On Twitter today, Brit Cava asked whether it was possible to use a parameter to control how a table calculation computes (e.g. table across vs. table down). In addition, she wanted to know if it was possible to have both a % of total measure plus a normal sales volume measure inside of the same dynamic field (i.e. different numeric formats in one field). And naturally, this all had to happen in a table. We both seem to live in a world where we’re constantly having to sate people’s desires to meld Excel and Tableau…
Initially I wasn’t sure if this could be done, but I’d had three cups of coffee by then and allowed my caffeinated curiosity to checkmate my doubt. Lo and behold, this multi-format, cross-dimensional table calc wizardry is quite easy to achieve. You just need to set up a few calculated fields to make it work.
Setting up the Calculations
In this example we want to calculate the % of total Sales, but be able to select whether we want that % of total to be calculated across category for each region (i.e. how much of each region’s sales does each category represent) or across region for each category (i.e. how much of each category’s sales does each region represent).
Since we can’t dynamically change an individual measure field’s “compute using” via a parameter, we need to set up two distinct % of total Sales measures, set the “compute using” independently for each, and then use the parameter to toggle between them.
So let’s first create a % of Total 1 field (as shown below), and then just duplicate it and give the second one the name of % of Total 2.
Next we need to create a parameter. Since we’re going to want to be able to select Sum of Sales in addition to the two % of Total calculations, we need to set up the parameter with three choices:
1. % of Total – Compute Across
2. % of Total – Compute Down
3. Sum of Sales
We then create a third measure called Table Measure (my naming choices are highly creative), which selects the appropriate measure based on the parameter. If we were just going between the two % of Total measures, we wouldn’t need to add the “*100” next to each of those. But since the two percent measures are going to be in the same field as the Sum of Sales (a whole number), we don’t want to deal with decimal places for the Sales figures (e.g. we want 124,500 instead of 124,500.00). So we multiply the % measures by 100 to turn a .34 (34%) into a 34. We’ll deal with the “%” sign in a moment.
Setting up the Table
To create the table just drag the two dimensions we need for our analysis (in this case Region and Category) and place one on Columns and one on Rows. Then place the Table Measure field onto the Text shelf. If it isn’t already formatted, go ahead and format the measure to remove all decimal places.
Then select Edit Table Calculation for the Table Measure pill (right-click on the pill and select Edit Table Calculation). Here you will set the Compute Using for % of Total 1 to “Table Across” and the Compute Using for % of Total 2 to “Table Down”. The order doesn’t matter (i.e. 1 could be Table Down and 2 could be Across) so long as each one has a separate Compute Using setting.
At this point we can add the Toggle parameter to the worksheet and just toggle through the choices, watching the values change in the table.
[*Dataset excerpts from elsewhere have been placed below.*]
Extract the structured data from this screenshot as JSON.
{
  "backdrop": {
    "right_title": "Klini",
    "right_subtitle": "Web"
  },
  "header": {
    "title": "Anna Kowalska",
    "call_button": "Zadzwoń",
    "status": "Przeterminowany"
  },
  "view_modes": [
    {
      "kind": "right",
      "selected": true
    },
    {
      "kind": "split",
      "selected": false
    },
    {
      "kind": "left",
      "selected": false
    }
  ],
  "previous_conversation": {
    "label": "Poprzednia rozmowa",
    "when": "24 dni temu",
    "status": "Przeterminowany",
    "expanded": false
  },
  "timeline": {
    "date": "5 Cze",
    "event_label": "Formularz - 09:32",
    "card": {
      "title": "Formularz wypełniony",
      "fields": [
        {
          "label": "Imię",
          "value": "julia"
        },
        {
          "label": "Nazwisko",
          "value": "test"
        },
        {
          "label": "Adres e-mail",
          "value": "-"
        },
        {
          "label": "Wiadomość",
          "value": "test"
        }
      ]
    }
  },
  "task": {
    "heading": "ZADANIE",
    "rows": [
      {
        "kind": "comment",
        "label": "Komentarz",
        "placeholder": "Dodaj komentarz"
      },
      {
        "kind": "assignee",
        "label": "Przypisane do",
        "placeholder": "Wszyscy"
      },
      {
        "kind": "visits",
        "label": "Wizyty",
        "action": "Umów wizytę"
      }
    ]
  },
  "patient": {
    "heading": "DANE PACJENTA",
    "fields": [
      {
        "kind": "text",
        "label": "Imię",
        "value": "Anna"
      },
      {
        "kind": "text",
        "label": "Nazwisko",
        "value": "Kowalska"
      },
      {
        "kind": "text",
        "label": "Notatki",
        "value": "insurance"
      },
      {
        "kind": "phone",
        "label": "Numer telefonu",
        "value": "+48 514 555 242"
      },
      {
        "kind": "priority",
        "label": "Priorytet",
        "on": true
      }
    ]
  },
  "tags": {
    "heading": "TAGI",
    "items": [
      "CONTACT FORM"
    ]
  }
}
The one thing that is missing is that there is no % sign next to the % of Total values (e.g. 34% is displayed as just 34).
To address that we need one more calculated field, one that returns a “%” sign only when the parameter selection isn’t for “Sum of Sales” (i.e. choice 3); if Sum of Sales is chosen then this field simply returns Null.
Then place this new Format Label field onto the Text shelf along with Table Measure. Initially it will place this field beneath the existing Table Measure field. To move it, click on the Text shelf and select Edit Label (the three ellipses shown below). In the edit window, just move the Format Label field directly next to the Table Measure field and hit OK.
Now the % sign will show up next to the number when either % of Total choice is selected, but when the Sum of Sales is chosen it will be just a normal number with no decimal places.
I hope this proves helpful to you. You can download my sample workbook here.
Thanks for reading.
UPDATE: Joe Mako suggested another way of achieving the same goal, and as is usual with Joe, his suggestion was more elegant and more flexible (and allows us to show the dollar sign for the sales measure). It’s a similar approach to the one I used in Situation 1 on my conditional formatting post, but leverages the parameter vs. the measure value to determine which one to show.
To make Joe’s approach work, we just need to modify the two % of Total calculated fields and then set up a separate Sum of Sales field. In all three cases, we only show the result of the calculation if the relevant parameter choice is selected; otherwise, the calculation returns null.
Then these three measures are placed on the Text shelf. As before, Tableau will place these three measures on top of each other by default, but we can change that by editing the Text label and placing them side-by-side. This way only one of them will ever show.